Katana A Mirai Variant Targeting Android TV Set-Top Boxes
Katana: A Mirai Variant Targeting Android TV Set-Top Boxes
🚨 Content Warning: This report quotes malware artifacts verbatim, including domain names, C2 strings, and build paths chosen by the threat actors. Some contain crude or offensive language. These are reproduced exactly as found in samples to enable accurate detection and attribution.
This report documents the Katana botnet, a Mirai variant targeting Android TV set-top boxes through ADB exploitation. The devices it infects are low-cost, often unbranded boxes running the Android Open Source Project (AOSP) without Google Play Protect or official Google certification, not Google-branded Android TV products.
Katana is part of a growing wave of botnets exploiting the same attack surface: residential proxy services that expose internal networks, enabling mass ADB exploitation of Android TV devices. What sets Katana apart from the dozens of Mirai forks circulating on these devices is its technical complexity: it packages a DDoS bot with an on-device compiled kernel rootkit inside an Android APK, giving it persistence and stealth unusual for this class of malware. The bot self-identifies as MIRAI via its Busybox probe strings (/bin/busybox MIRAI).
Nokia Deepfield Emergency Response Team (ERT) observations indicate at least 30,000 active bots based on network observations (lower-end estimate). The botnet is actively operational as of March 2026, with observed attack volumes reaching 150 Gbps. Katana has no code or infrastructure overlap with Kimwolf, but the two families compete for the same pool of vulnerable devices, and Katana’s aggressive bot killer and ADB port remapping reflect an ongoing turf war: multiple botnet operators are now fighting each other for control of the same pool of devices.
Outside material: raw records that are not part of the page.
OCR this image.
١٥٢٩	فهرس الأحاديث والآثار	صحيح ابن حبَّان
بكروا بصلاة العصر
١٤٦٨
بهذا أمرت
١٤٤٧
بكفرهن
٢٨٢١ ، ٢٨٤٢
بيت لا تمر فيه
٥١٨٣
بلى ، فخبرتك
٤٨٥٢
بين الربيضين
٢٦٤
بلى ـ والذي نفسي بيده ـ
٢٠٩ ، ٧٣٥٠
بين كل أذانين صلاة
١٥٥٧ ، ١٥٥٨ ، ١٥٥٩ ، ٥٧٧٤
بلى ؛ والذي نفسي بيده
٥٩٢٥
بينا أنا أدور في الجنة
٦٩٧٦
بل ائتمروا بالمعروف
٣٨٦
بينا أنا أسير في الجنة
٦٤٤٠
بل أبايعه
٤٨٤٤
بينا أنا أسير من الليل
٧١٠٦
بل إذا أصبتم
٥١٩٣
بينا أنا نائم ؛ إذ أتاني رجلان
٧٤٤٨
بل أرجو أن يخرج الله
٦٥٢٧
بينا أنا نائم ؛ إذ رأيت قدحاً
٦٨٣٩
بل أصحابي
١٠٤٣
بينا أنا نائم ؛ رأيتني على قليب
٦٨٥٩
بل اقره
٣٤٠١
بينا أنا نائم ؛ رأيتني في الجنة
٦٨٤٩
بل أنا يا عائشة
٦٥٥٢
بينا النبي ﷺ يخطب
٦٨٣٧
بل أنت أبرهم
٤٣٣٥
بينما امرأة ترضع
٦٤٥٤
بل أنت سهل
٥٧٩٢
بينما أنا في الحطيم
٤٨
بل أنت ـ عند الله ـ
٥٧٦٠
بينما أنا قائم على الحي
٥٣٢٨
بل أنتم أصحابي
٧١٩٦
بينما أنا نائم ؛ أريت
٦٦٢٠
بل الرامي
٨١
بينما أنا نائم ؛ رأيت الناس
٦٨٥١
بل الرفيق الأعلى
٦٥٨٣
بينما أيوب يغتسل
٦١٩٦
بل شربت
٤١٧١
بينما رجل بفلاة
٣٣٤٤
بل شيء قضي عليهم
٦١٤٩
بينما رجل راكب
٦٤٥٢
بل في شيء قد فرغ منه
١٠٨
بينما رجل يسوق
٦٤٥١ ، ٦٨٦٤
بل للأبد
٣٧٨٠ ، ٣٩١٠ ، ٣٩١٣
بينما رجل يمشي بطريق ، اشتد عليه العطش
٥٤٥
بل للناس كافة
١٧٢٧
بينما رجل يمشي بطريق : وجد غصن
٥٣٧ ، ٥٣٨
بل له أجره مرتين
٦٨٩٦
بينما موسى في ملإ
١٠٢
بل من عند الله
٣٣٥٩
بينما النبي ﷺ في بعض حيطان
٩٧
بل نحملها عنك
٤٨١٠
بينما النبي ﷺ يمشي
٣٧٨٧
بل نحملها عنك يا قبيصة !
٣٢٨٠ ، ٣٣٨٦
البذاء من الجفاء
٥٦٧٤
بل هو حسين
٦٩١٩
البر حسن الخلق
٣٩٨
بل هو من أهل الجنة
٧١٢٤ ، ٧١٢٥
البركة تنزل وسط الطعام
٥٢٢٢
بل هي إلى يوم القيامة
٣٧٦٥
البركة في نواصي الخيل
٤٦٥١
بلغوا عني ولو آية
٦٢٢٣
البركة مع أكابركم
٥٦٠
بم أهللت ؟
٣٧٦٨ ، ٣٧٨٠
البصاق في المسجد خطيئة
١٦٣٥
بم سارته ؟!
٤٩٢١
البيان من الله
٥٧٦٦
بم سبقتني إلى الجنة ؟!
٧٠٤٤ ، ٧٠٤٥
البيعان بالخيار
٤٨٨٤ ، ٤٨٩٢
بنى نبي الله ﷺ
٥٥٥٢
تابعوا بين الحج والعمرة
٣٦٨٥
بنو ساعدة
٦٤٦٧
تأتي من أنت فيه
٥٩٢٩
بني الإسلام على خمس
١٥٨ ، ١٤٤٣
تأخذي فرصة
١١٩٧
Katana employs aggressive environment control, where a locker process binds to ADB port 5555 and kills any new process not present at boot, blocking rival bots and forensic tools. The bot disables 100+ system utilities via bind-mount blocking and remaps the ADB port, locking out both competitors and device owners. No scanner, no credential table; external ADB exploitation scripts handle propagation entirely, making this a pure DDoS payload.
Katana features rootkit compilation on-device; the APK ships 5 architecture-specific bot binaries plus TinyCC and rootkit source code, compiling a kernel module (wlan_helper.ko) on each target device. The module hooks 5 syscalls to hide the bot from process listings, prevent file deletion, and block signal delivery. Mirai derivatives almost never ship kernel modules; this is a notable escalation.
The C2 infrastructure utilizes encrypted C2 with runtime domain rotation. Three domains are encrypted via a custom 5-step cipher; a fourth (iloveyourweewee[.]bz) is delivered at runtime. All resolve, at the time of writing, to bulletproof hosting at Omegatech (Seychelles). The C2 can push new domains without redeploying binaries.
Researchers retrieved the APK from the primary staging server 87.121.84[.]74:13121 in March 2026 and identified a secondary staging server at 45.153.34[.]187 (pfcloud.io) on 2026-03-16. ThreatFox independently tags the C2 domains and IP addresses as “Mirai alias Katana” (first seen 2025-11-07 for the satyr[.]wtf scanner domain, 2026-02-22 for the current C2 infrastructure).
Katana uses 11 DDoS attack methods, including protocol-specific floods targeting FiveM game servers (CitizenFX API), SSH services (PuTTY banner spoofing), MySQL authentication, SMTP relay, IRC, FTP, LDAP, TeamSpeak 3, and Valve Source Engine. The botnet also exhibits indicators of AI-assisted development. A 3-day self-destruct mechanism removes all persistence if the C2 is unreachable, cleaning up SysVinit scripts, cron jobs, and bot binaries.